Leslie hung up the cellphone.

“Maybe I need to check this out,” she said.

Leslie stood and tapped her left arm. The Elijah bracelet took form. She closed her eyes and whispered the transformation prayer. Bolts of purple and green lightning swirled around her. Her clothes slowly faded away and were replaced by the Elisha Lightning uniform.

“Now, that’s better,” she said.

Elisha Lightning opened the bedroom window and climbed out onto the small, gable roof. She carefully closed the window and crawled across the tiles to the edge. She peered over the gutters. It was a twelve foot or more drop to the ground.

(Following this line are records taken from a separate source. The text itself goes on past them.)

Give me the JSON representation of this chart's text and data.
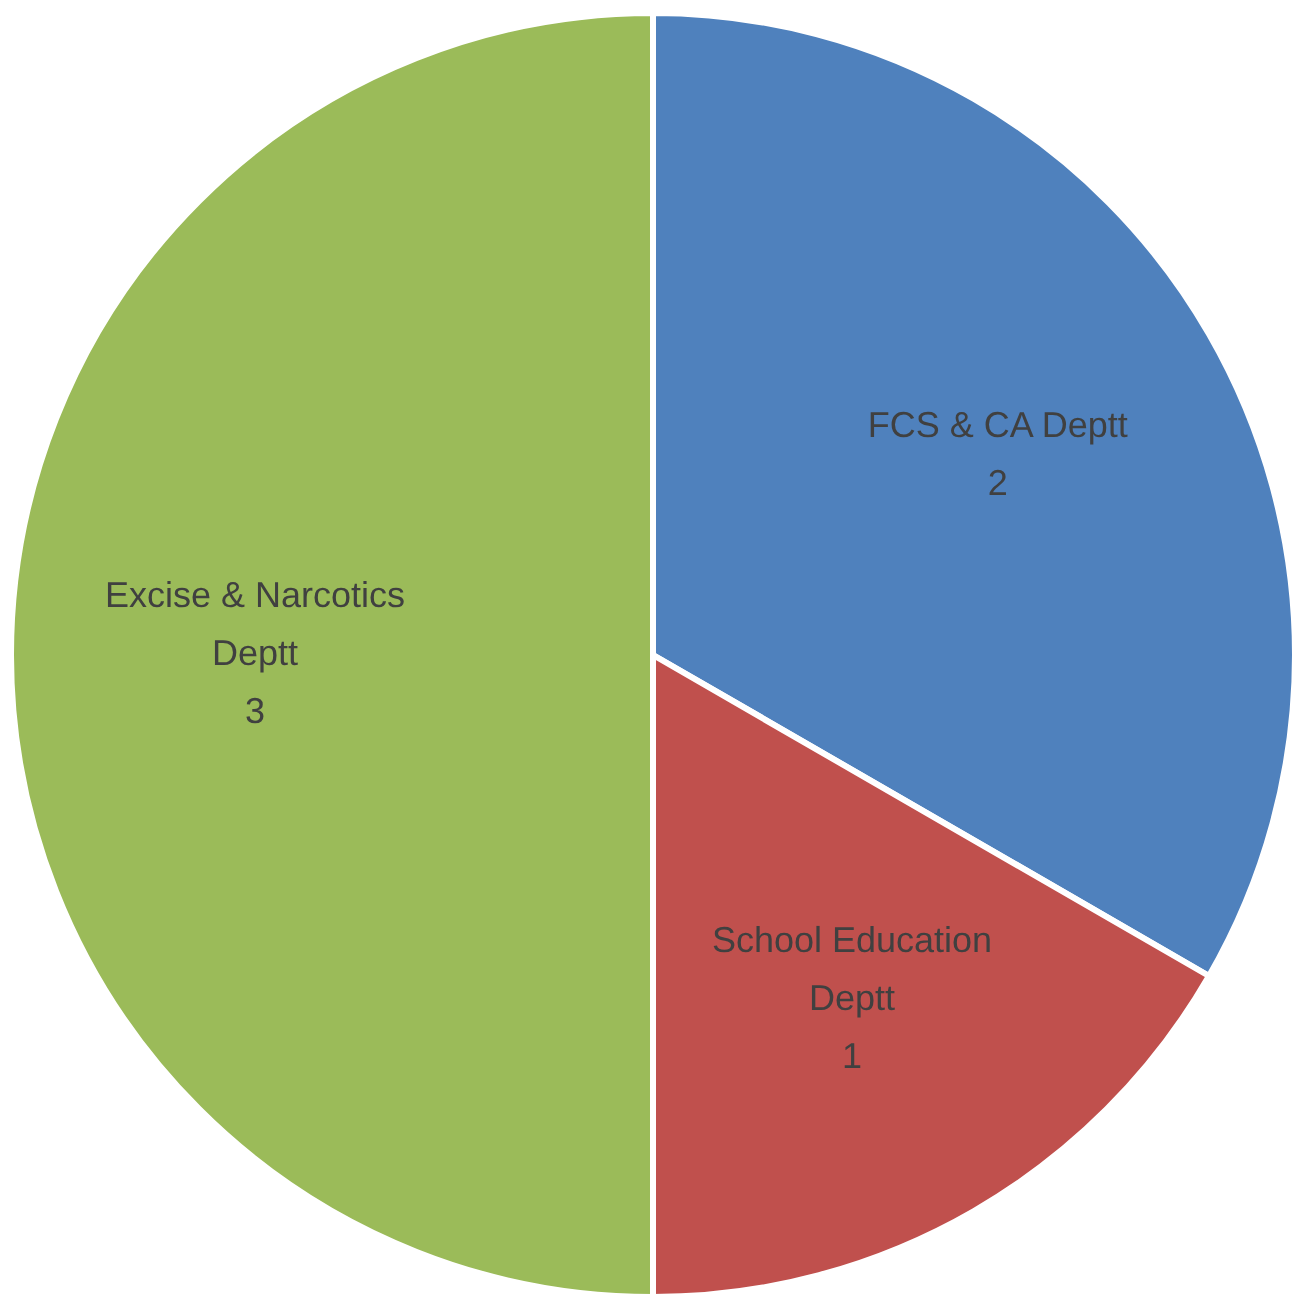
{
  "chart_data": {
    "type": "pie",
    "categories": [
      "FCS & CA Deptt",
      "School Education Deptt",
      "Excise & Narcotics Deptt"
    ],
    "values": [
      2,
      1,
      3
    ],
    "colors": [
      "#4f81bd",
      "#c0504d",
      "#9bbb59"
    ],
    "data_labels": true
  }
}
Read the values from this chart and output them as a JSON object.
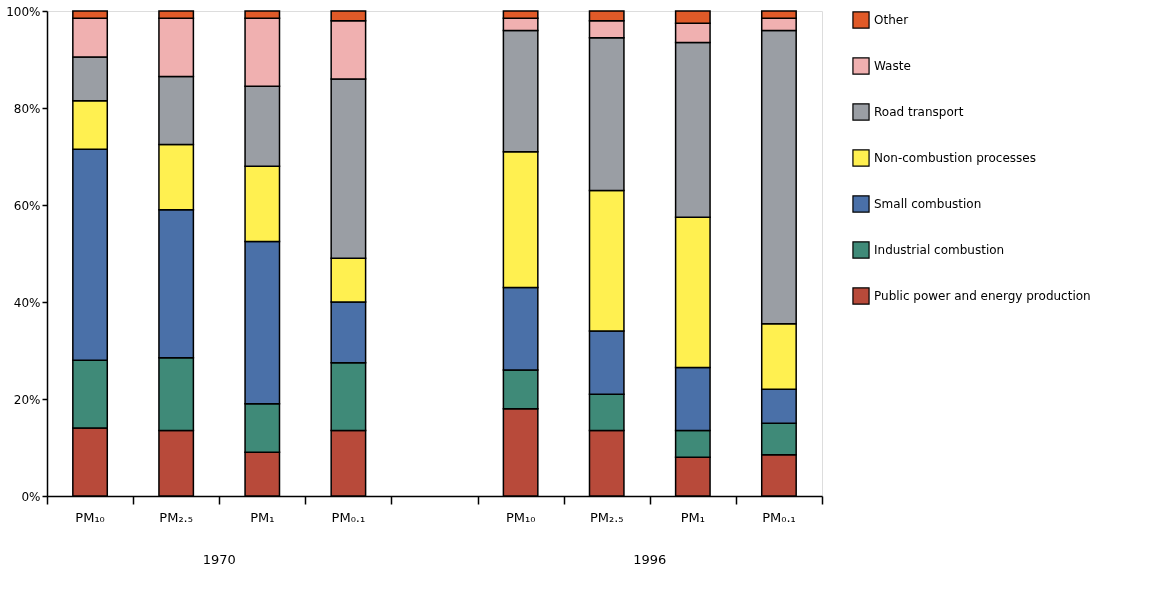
{
  "chart_data": {
    "type": "bar",
    "stacked": true,
    "categories": [
      "PM₁₀",
      "PM₂.₅",
      "PM₁",
      "PM₀.₁",
      null,
      "PM₁₀",
      "PM₂.₅",
      "PM₁",
      "PM₀.₁"
    ],
    "series": [
      {
        "name": "Public power and energy production",
        "color": "#b84a3a",
        "values": [
          14,
          13.5,
          9,
          13.5,
          null,
          18,
          13.5,
          8,
          8.5
        ]
      },
      {
        "name": "Industrial combustion",
        "color": "#3f8a78",
        "values": [
          14,
          15,
          10,
          14,
          null,
          8,
          7.5,
          5.5,
          6.5
        ]
      },
      {
        "name": "Small combustion",
        "color": "#4a70a8",
        "values": [
          43.5,
          30.5,
          33.5,
          12.5,
          null,
          17,
          13,
          13,
          7
        ]
      },
      {
        "name": "Non-combustion processes",
        "color": "#fff050",
        "values": [
          10,
          13.5,
          15.5,
          9,
          null,
          28,
          29,
          31,
          13.5
        ]
      },
      {
        "name": "Road transport",
        "color": "#9a9ea4",
        "values": [
          9,
          14,
          16.5,
          37,
          null,
          25,
          31.5,
          36,
          60.5
        ]
      },
      {
        "name": "Waste",
        "color": "#f0b0b0",
        "values": [
          8,
          12,
          14,
          12,
          null,
          2.5,
          3.5,
          4,
          2.5
        ]
      },
      {
        "name": "Other",
        "color": "#e05a28",
        "values": [
          1.5,
          1.5,
          1.5,
          2,
          null,
          1.5,
          2,
          2.5,
          1.5
        ]
      }
    ],
    "ylim": [
      0,
      100
    ],
    "yticks": [
      {
        "value": 0,
        "label": "0%"
      },
      {
        "value": 20,
        "label": "20%"
      },
      {
        "value": 40,
        "label": "40%"
      },
      {
        "value": 60,
        "label": "60%"
      },
      {
        "value": 80,
        "label": "80%"
      },
      {
        "value": 100,
        "label": "100%"
      }
    ],
    "annotations": [
      "1970",
      "1996"
    ],
    "grid": false,
    "legend": "right"
  }
}
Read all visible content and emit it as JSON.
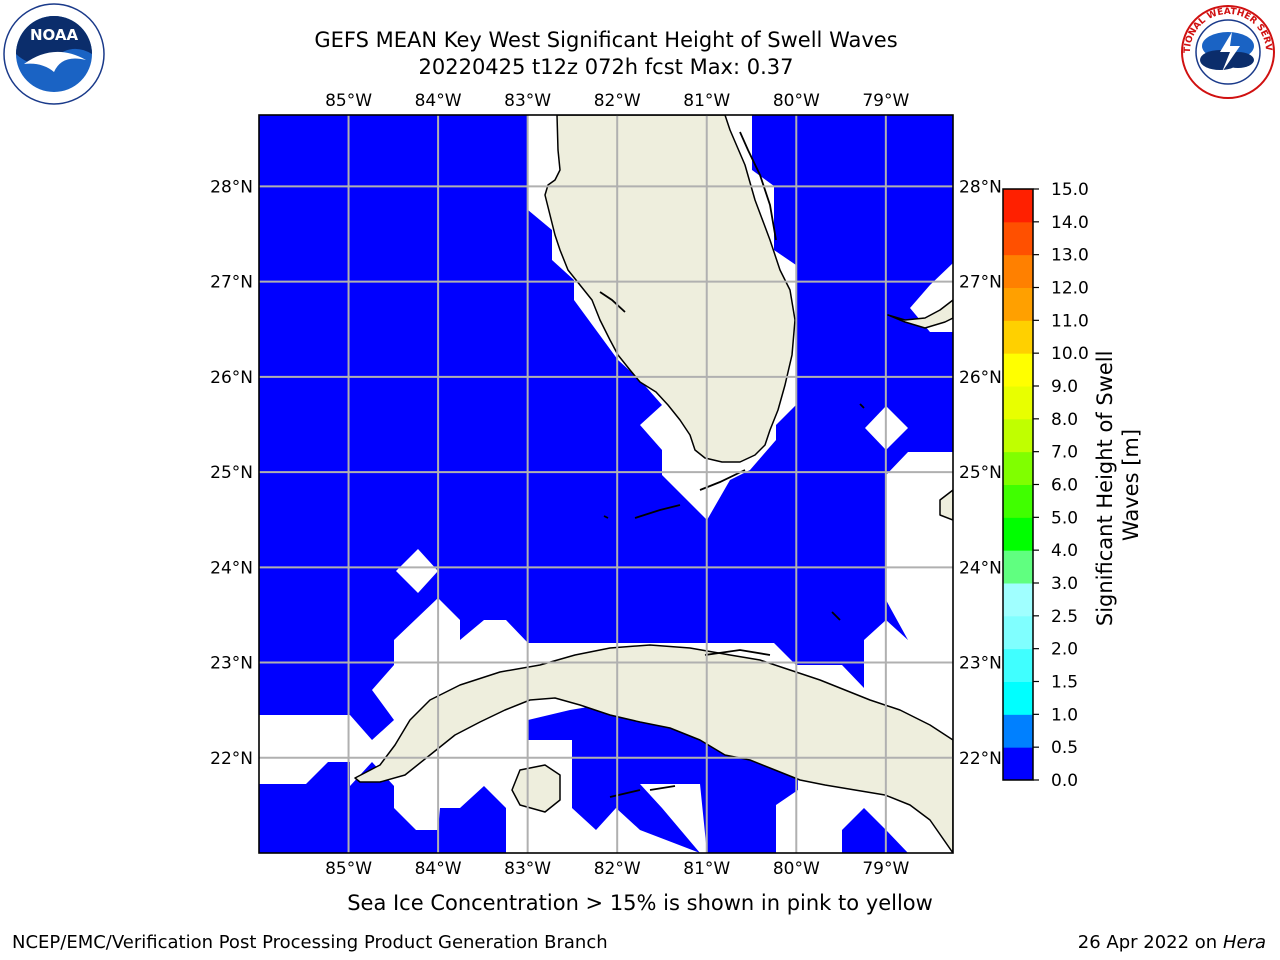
{
  "title": {
    "line1": "GEFS MEAN Key West Significant Height of Swell Waves",
    "line2": "20220425 t12z 072h fcst   Max: 0.37"
  },
  "logos": {
    "noaa_text": "NOAA",
    "noaa_ring_text": "NATIONAL OCEANIC AND ATMOSPHERIC ADMINISTRATION · U.S. DEPARTMENT OF COMMERCE",
    "nws_ring_text": "NATIONAL WEATHER SERVICE"
  },
  "map": {
    "lon_labels": [
      "85°W",
      "84°W",
      "83°W",
      "82°W",
      "81°W",
      "80°W",
      "79°W"
    ],
    "lon_values": [
      -85,
      -84,
      -83,
      -82,
      -81,
      -80,
      -79
    ],
    "lat_labels": [
      "28°N",
      "27°N",
      "26°N",
      "25°N",
      "24°N",
      "23°N",
      "22°N"
    ],
    "lat_values": [
      28,
      27,
      26,
      25,
      24,
      23,
      22
    ],
    "lon_range": [
      -86.0,
      -78.25
    ],
    "lat_range": [
      21.0,
      28.75
    ],
    "colors": {
      "water": "#0000ff",
      "land": "#eeeedd",
      "nodata": "#ffffff",
      "grid": "#b0b0b0",
      "coast": "#000000"
    }
  },
  "colorbar": {
    "label": "Significant Height of Swell Waves [m]",
    "ticks": [
      "0.0",
      "0.5",
      "1.0",
      "1.5",
      "2.0",
      "2.5",
      "3.0",
      "4.0",
      "5.0",
      "6.0",
      "7.0",
      "8.0",
      "9.0",
      "10.0",
      "11.0",
      "12.0",
      "13.0",
      "14.0",
      "15.0"
    ],
    "colors": [
      "#0000ff",
      "#0080ff",
      "#00ffff",
      "#40ffff",
      "#80ffff",
      "#a0ffff",
      "#60ff80",
      "#00ff00",
      "#40ff00",
      "#80ff00",
      "#c0ff00",
      "#e8ff00",
      "#ffff00",
      "#ffd000",
      "#ffa000",
      "#ff8000",
      "#ff5000",
      "#ff2000",
      "#ff0000"
    ]
  },
  "note": "Sea Ice Concentration > 15% is shown in pink to yellow",
  "footer": {
    "left": "NCEP/EMC/Verification Post Processing Product Generation Branch",
    "date": "26 Apr 2022 on",
    "host": "Hera"
  }
}
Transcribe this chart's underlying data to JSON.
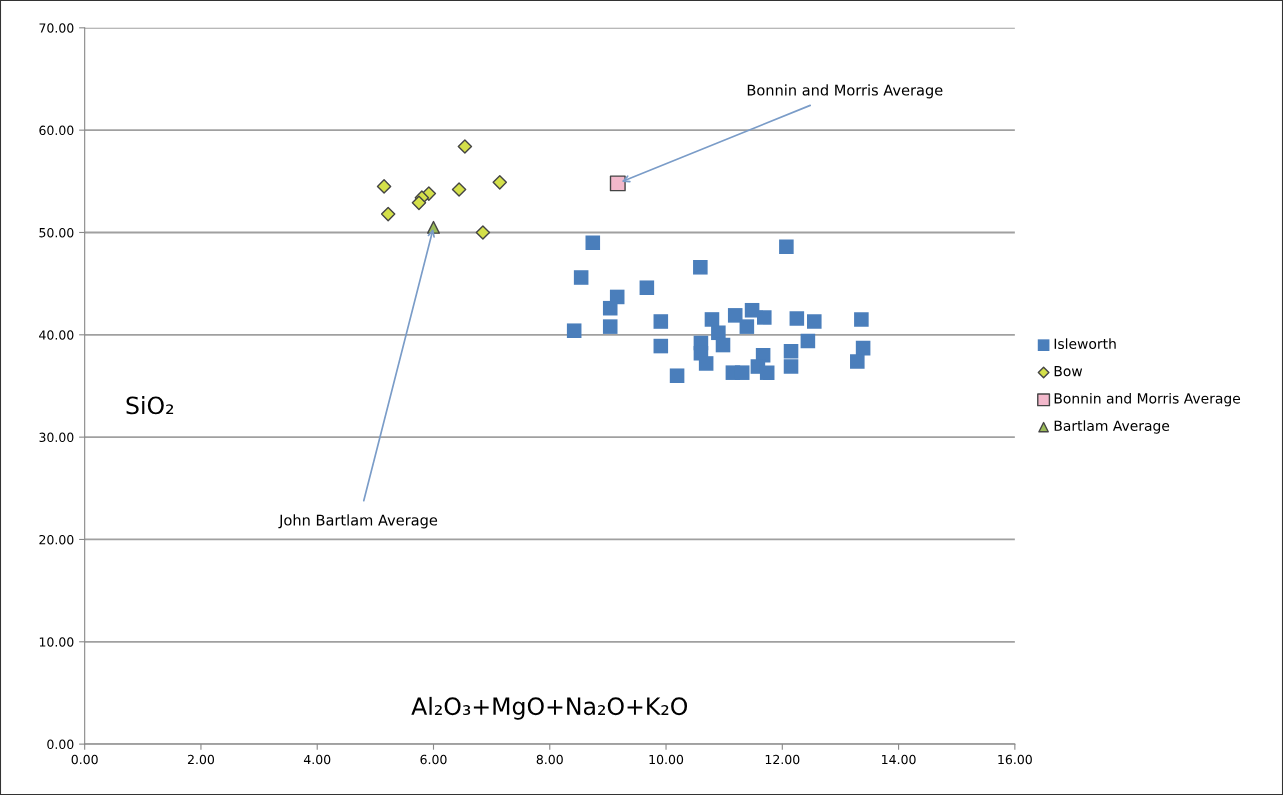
{
  "chart_data": {
    "type": "scatter",
    "xlabel": "Al₂O₃+MgO+Na₂O+K₂O",
    "ylabel": "SiO₂",
    "xlim": [
      0,
      16
    ],
    "xticks": [
      {
        "value": 0,
        "label": "0.00"
      },
      {
        "value": 2,
        "label": "2.00"
      },
      {
        "value": 4,
        "label": "4.00"
      },
      {
        "value": 6,
        "label": "6.00"
      },
      {
        "value": 8,
        "label": "8.00"
      },
      {
        "value": 10,
        "label": "10.00"
      },
      {
        "value": 12,
        "label": "12.00"
      },
      {
        "value": 14,
        "label": "14.00"
      },
      {
        "value": 16,
        "label": "16.00"
      }
    ],
    "ylim": [
      0,
      70
    ],
    "yticks": [
      {
        "value": 0,
        "label": "0.00"
      },
      {
        "value": 10,
        "label": "10.00"
      },
      {
        "value": 20,
        "label": "20.00"
      },
      {
        "value": 30,
        "label": "30.00"
      },
      {
        "value": 40,
        "label": "40.00"
      },
      {
        "value": 50,
        "label": "50.00"
      },
      {
        "value": 60,
        "label": "60.00"
      },
      {
        "value": 70,
        "label": "70.00"
      }
    ],
    "grid": "y",
    "legend": "right",
    "series": [
      {
        "name": "Isleworth",
        "color": "#4a7ebb",
        "marker": "square",
        "x": [
          8.74,
          8.54,
          8.42,
          9.16,
          9.04,
          9.04,
          9.67,
          9.91,
          9.91,
          10.19,
          10.59,
          10.79,
          10.9,
          10.98,
          10.6,
          10.6,
          10.69,
          11.19,
          11.15,
          11.31,
          11.48,
          11.39,
          11.69,
          11.67,
          11.58,
          11.74,
          12.07,
          12.25,
          12.55,
          12.44,
          12.15,
          12.15,
          13.36,
          13.39,
          13.29
        ],
        "values": [
          49.0,
          45.6,
          40.4,
          43.7,
          42.6,
          40.8,
          44.6,
          41.3,
          38.9,
          36.0,
          46.6,
          41.5,
          40.2,
          39.0,
          39.2,
          38.2,
          37.2,
          41.9,
          36.3,
          36.3,
          42.4,
          40.8,
          41.7,
          38.0,
          36.9,
          36.3,
          48.6,
          41.6,
          41.3,
          39.4,
          38.4,
          36.9,
          41.5,
          38.7,
          37.4
        ]
      },
      {
        "name": "Bow",
        "color": "#d4e04a",
        "marker": "diamond",
        "x": [
          6.54,
          7.14,
          6.44,
          5.92,
          5.8,
          5.75,
          6.85,
          5.15,
          5.22
        ],
        "values": [
          58.4,
          54.9,
          54.2,
          53.8,
          53.4,
          52.9,
          50.0,
          54.5,
          51.8
        ]
      },
      {
        "name": "Bonnin and Morris Average",
        "color": "#f2b8cb",
        "marker": "square",
        "x": [
          9.17
        ],
        "values": [
          54.8
        ]
      },
      {
        "name": "Bartlam Average",
        "color": "#9bbb59",
        "marker": "triangle",
        "x": [
          6.0
        ],
        "values": [
          50.5
        ]
      }
    ],
    "annotations": [
      {
        "text": "Bonnin and Morris Average",
        "x": 9.17,
        "y": 54.8
      },
      {
        "text": "John Bartlam Average",
        "x": 6.0,
        "y": 50.5
      }
    ]
  }
}
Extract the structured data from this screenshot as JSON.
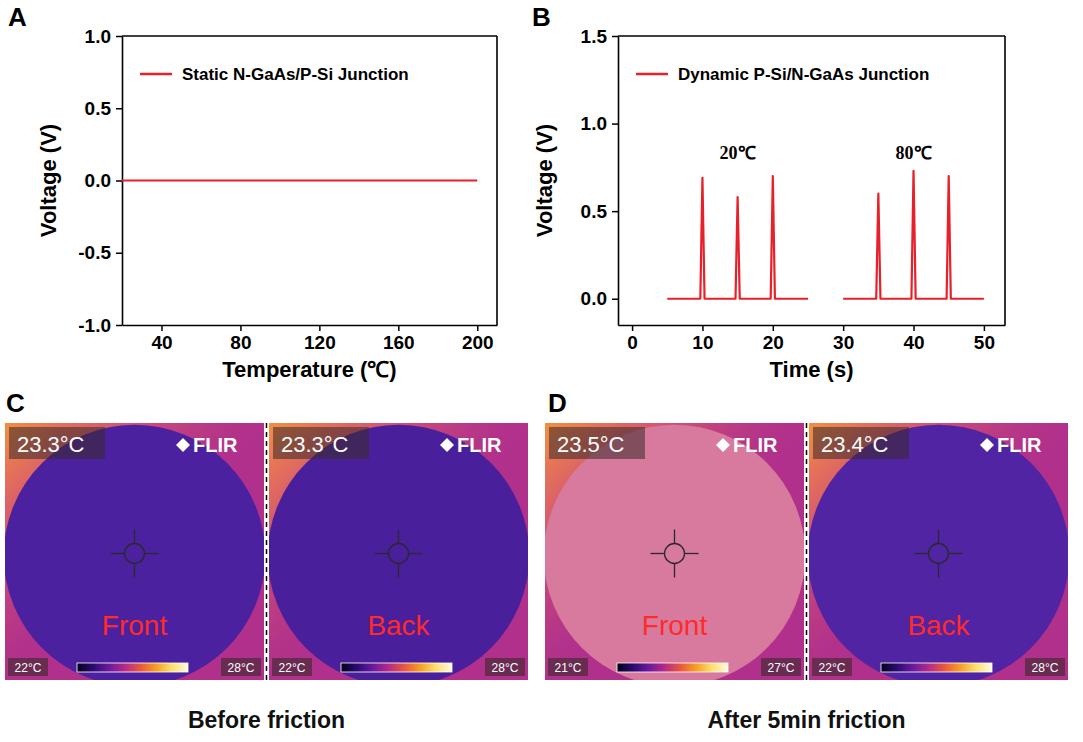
{
  "chart_data": [
    {
      "panel": "A",
      "type": "line",
      "xlabel": "Temperature (℃)",
      "ylabel": "Voltage (V)",
      "xlim": [
        20,
        210
      ],
      "xticks": [
        40,
        80,
        120,
        160,
        200
      ],
      "ylim": [
        -1,
        1
      ],
      "yticks": [
        {
          "value": -1,
          "label": "-1.0"
        },
        -0.5,
        {
          "value": 0,
          "label": "0.0"
        },
        0.5,
        {
          "value": 1,
          "label": "1.0"
        }
      ],
      "legend": "upper left",
      "x": [
        20,
        200
      ],
      "series": [
        {
          "name": "Static N-GaAs/P-Si Junction",
          "color": "#e8202a",
          "values": [
            0,
            0
          ]
        }
      ]
    },
    {
      "panel": "B",
      "type": "line",
      "xlabel": "Time (s)",
      "ylabel": "Voltage (V)",
      "xlim": [
        -2,
        53
      ],
      "xticks": [
        0,
        10,
        20,
        30,
        40,
        50
      ],
      "ylim": [
        -0.15,
        1.5
      ],
      "yticks": [
        {
          "value": 0,
          "label": "0.0"
        },
        0.5,
        {
          "value": 1,
          "label": "1.0"
        },
        1.5
      ],
      "legend": "upper left",
      "x": [
        5,
        9.7,
        10,
        10.3,
        14.7,
        15,
        15.3,
        19.7,
        20,
        20.3,
        25,
        27.5,
        30,
        34.7,
        35,
        35.3,
        39.7,
        40,
        40.3,
        44.7,
        45,
        45.3,
        50
      ],
      "series": [
        {
          "name": "Dynamic P-Si/N-GaAs Junction",
          "color": "#e8202a",
          "values": [
            0,
            0,
            0.69,
            0,
            0,
            0.58,
            0,
            0,
            0.7,
            0,
            0,
            null,
            0,
            0,
            0.6,
            0,
            0,
            0.73,
            0,
            0,
            0.7,
            0,
            0
          ]
        }
      ],
      "annotations": [
        {
          "text": "20℃",
          "x": 15,
          "y": 0.8
        },
        {
          "text": "80℃",
          "x": 40,
          "y": 0.8
        }
      ]
    }
  ],
  "thermal_images": [
    {
      "panel": "C",
      "caption": "Before friction",
      "views": [
        {
          "label": "Front",
          "temperature": "23.3°C",
          "brand": "FLIR",
          "scale_min": "22°C",
          "scale_max": "28°C",
          "color": "#4b21a0"
        },
        {
          "label": "Back",
          "temperature": "23.3°C",
          "brand": "FLIR",
          "scale_min": "22°C",
          "scale_max": "28°C",
          "color": "#4a1f9c"
        }
      ]
    },
    {
      "panel": "D",
      "caption": "After 5min friction",
      "views": [
        {
          "label": "Front",
          "temperature": "23.5°C",
          "brand": "FLIR",
          "scale_min": "21°C",
          "scale_max": "27°C",
          "color": "#d77a9e"
        },
        {
          "label": "Back",
          "temperature": "23.4°C",
          "brand": "FLIR",
          "scale_min": "22°C",
          "scale_max": "28°C",
          "color": "#5024a2"
        }
      ]
    }
  ]
}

“This is embarrassing,” she said. “I wonder…”

Elisha Lightning stood and ran off the roof in a burst of purple and green speed. She was moving so quickly, for a moment, it appeared as if she was walking on the air. Gradually, her body descended until she was running across the desert surface.

“That’s so cool!” she yelled out as she zipped past sleeping lizards and desert foliage in a blur. “I was literally walking on air!”

Dakota’s crash site had already been investigated and abandoned by the authorities. All that remained was the burned out wreckage and debris of his sports car and the yellow police tape that had hastily been spread out across four cactuses. A rattlesnake had already taken up residence in the burned out body under the hood where the engine once rested.

Elisha Lightning walked around the scene. She stopped every few minutes to examine a

piece of wreckage. A piece of charred plastic caught her eye. She reached down and picked it up. It was Dakota Nelson’s driver’s license.

“There was the explosion,” she said. “But, I know I saw two figures in the fire. Then, there was only the one.”

Elisha Lightning glanced down at the driver’s license again.

“Who are you, Solstice?” she wondered.